The launch of the News Showcase product as early as next month is Google’s latest tactic in a high-profile campaign against the Australian government’s planned legislation to make the company pay local news providers for content that appears in its search engine.
Misha Ketchell, editor of the academic-penned newsite The Conversation, said on Wednesday he was approached by Google “to resume discussions about launching the News Showcase product as soon as possible, potentially in February. We are working with them on this.”
Google had announced plans to launch News Showcase in Australia last June, signing deals with six small local outlets, including The Conversation, for content.
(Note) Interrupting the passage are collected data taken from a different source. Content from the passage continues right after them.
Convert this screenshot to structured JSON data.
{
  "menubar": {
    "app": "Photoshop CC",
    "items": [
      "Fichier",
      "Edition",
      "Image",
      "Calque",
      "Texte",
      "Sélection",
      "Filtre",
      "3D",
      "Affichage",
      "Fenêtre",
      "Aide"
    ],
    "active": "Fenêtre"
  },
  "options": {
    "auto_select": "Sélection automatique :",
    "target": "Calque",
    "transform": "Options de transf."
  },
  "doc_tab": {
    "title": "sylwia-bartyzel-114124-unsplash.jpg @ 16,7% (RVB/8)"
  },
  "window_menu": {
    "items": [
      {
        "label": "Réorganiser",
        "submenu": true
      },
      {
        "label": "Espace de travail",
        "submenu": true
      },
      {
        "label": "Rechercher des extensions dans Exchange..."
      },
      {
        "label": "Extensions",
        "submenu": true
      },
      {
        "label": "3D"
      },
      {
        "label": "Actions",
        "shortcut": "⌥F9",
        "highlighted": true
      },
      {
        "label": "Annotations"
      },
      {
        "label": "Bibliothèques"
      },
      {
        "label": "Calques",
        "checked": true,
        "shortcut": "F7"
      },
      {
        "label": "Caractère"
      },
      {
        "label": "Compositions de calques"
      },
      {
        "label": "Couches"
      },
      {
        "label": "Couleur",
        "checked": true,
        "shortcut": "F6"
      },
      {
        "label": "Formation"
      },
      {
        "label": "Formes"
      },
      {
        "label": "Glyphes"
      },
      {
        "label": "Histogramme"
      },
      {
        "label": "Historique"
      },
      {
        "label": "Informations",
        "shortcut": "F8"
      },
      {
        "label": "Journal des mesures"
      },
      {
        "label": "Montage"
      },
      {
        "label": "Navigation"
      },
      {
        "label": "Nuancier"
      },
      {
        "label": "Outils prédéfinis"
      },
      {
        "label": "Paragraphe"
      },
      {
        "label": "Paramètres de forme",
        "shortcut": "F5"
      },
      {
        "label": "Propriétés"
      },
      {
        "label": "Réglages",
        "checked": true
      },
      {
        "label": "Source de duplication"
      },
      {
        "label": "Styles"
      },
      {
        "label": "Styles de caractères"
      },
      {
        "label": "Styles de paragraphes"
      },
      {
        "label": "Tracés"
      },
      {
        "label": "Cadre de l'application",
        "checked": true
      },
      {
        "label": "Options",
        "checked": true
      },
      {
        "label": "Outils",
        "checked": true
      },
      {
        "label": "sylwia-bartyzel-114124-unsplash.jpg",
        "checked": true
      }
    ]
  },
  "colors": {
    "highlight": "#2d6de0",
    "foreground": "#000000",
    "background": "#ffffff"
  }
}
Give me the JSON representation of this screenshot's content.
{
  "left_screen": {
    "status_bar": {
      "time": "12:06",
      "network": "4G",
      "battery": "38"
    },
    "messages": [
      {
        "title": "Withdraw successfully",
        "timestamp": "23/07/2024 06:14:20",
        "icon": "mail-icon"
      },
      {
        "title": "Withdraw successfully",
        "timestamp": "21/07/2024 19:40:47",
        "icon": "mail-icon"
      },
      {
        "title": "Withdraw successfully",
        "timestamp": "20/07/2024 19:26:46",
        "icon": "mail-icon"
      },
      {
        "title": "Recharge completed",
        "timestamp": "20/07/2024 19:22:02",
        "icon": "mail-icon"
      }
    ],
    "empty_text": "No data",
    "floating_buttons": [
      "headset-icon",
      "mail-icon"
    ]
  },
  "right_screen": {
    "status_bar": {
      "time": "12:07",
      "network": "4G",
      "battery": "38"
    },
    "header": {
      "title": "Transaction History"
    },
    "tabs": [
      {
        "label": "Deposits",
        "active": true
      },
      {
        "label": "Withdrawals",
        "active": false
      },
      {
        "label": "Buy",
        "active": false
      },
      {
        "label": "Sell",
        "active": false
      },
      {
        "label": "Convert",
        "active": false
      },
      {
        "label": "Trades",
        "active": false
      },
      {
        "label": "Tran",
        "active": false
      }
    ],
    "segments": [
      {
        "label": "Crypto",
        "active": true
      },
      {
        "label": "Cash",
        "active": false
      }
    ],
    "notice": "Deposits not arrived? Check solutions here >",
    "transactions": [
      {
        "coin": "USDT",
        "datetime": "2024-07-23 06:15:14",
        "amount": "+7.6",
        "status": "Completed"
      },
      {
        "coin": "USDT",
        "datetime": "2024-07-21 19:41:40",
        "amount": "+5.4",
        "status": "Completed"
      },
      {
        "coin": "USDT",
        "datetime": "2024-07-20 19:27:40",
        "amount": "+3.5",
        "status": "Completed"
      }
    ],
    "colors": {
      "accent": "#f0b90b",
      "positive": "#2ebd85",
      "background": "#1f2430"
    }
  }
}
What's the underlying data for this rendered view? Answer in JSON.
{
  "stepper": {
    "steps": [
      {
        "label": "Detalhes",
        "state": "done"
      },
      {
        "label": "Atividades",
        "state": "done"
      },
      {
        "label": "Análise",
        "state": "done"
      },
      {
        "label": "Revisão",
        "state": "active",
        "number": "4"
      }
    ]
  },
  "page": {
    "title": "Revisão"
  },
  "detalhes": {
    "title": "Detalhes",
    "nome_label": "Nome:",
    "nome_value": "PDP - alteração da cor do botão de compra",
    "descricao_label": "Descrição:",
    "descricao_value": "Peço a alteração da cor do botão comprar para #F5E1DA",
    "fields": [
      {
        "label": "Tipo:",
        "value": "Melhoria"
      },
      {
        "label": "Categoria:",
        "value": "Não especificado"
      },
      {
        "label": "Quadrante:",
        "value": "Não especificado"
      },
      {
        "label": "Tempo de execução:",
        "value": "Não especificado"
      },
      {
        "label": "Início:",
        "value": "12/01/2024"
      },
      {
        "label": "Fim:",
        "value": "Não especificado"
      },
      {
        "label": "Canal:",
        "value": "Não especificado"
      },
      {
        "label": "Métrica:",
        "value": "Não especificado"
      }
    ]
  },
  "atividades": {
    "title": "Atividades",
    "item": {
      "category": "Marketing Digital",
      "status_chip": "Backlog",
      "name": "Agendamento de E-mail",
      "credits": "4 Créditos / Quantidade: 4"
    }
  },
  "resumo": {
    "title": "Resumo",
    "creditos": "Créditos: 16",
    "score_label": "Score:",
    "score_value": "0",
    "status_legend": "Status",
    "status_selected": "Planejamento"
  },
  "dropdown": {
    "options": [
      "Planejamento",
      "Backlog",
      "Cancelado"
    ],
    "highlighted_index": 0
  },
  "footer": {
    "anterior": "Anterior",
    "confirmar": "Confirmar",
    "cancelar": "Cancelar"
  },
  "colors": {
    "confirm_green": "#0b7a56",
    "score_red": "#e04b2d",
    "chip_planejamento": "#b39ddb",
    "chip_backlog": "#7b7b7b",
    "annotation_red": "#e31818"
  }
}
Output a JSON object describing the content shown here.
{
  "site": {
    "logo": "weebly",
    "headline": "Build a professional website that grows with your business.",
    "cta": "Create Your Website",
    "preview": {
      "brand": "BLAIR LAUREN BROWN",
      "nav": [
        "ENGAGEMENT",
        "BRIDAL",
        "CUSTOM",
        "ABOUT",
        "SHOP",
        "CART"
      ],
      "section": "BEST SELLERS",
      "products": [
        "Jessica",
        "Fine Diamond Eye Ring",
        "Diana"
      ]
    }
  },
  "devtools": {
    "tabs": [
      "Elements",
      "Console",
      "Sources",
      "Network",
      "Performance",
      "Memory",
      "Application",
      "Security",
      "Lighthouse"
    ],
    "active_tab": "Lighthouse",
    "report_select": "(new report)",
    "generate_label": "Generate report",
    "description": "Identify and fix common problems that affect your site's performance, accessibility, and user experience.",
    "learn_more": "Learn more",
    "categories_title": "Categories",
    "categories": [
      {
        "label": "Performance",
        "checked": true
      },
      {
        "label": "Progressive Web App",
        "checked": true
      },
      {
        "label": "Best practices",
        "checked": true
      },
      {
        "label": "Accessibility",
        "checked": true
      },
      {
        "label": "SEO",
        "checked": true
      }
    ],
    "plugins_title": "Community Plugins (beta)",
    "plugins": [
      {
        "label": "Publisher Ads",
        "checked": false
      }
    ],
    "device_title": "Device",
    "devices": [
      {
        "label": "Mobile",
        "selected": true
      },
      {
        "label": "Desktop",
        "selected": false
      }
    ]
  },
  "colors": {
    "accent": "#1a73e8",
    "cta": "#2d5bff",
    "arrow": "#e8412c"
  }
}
It subsequently delayed the launch, citing regulatory conditions, when Australia’s competition regulator published a draft copy of the proposed media bargaining code.
The decision to push ahead with the launch was an apparent show of Google’s willingness to run its own content deals, negating the need for government-mandated legislation.
A spokesman for Alphabet Inc owned Google in Australia declined to comment on Wednesday. Two other local publishers confirmed they had content details in place for the new site, without discussing recent talks.
Google Australia Chief Executive Mel Silva told a parliamentary hearing last week the company would pull its flagship search tool from Australia if the laws, the first of their kind in the world, went ahead.
Under the planned laws, Google and social media behemoth Facebook Inc must negotiate binding commercial contracts with Australian outlets whose content drives traffic to their platforms. If they can’t strike a deal, the government will appoint an arbitrator to do it for them.
Google has argued that the legislation, which is currently the subject of a parliamentary inquiry but expected to be passed into law soon, is unworkable.
“If Google can demonstrate that it can reach agremeent with some publishers then its aim is to show that that commercial arrangements can be made in the absence of some kind of legislative intervention,” said Derek Wilding, a professor at the University of Technology Sydney’s Centre for Media Transition.
“The question is whether those arrangements are suitable for all publishers. The kind of arrangements that Google can propose will suit some publishers, but not others.”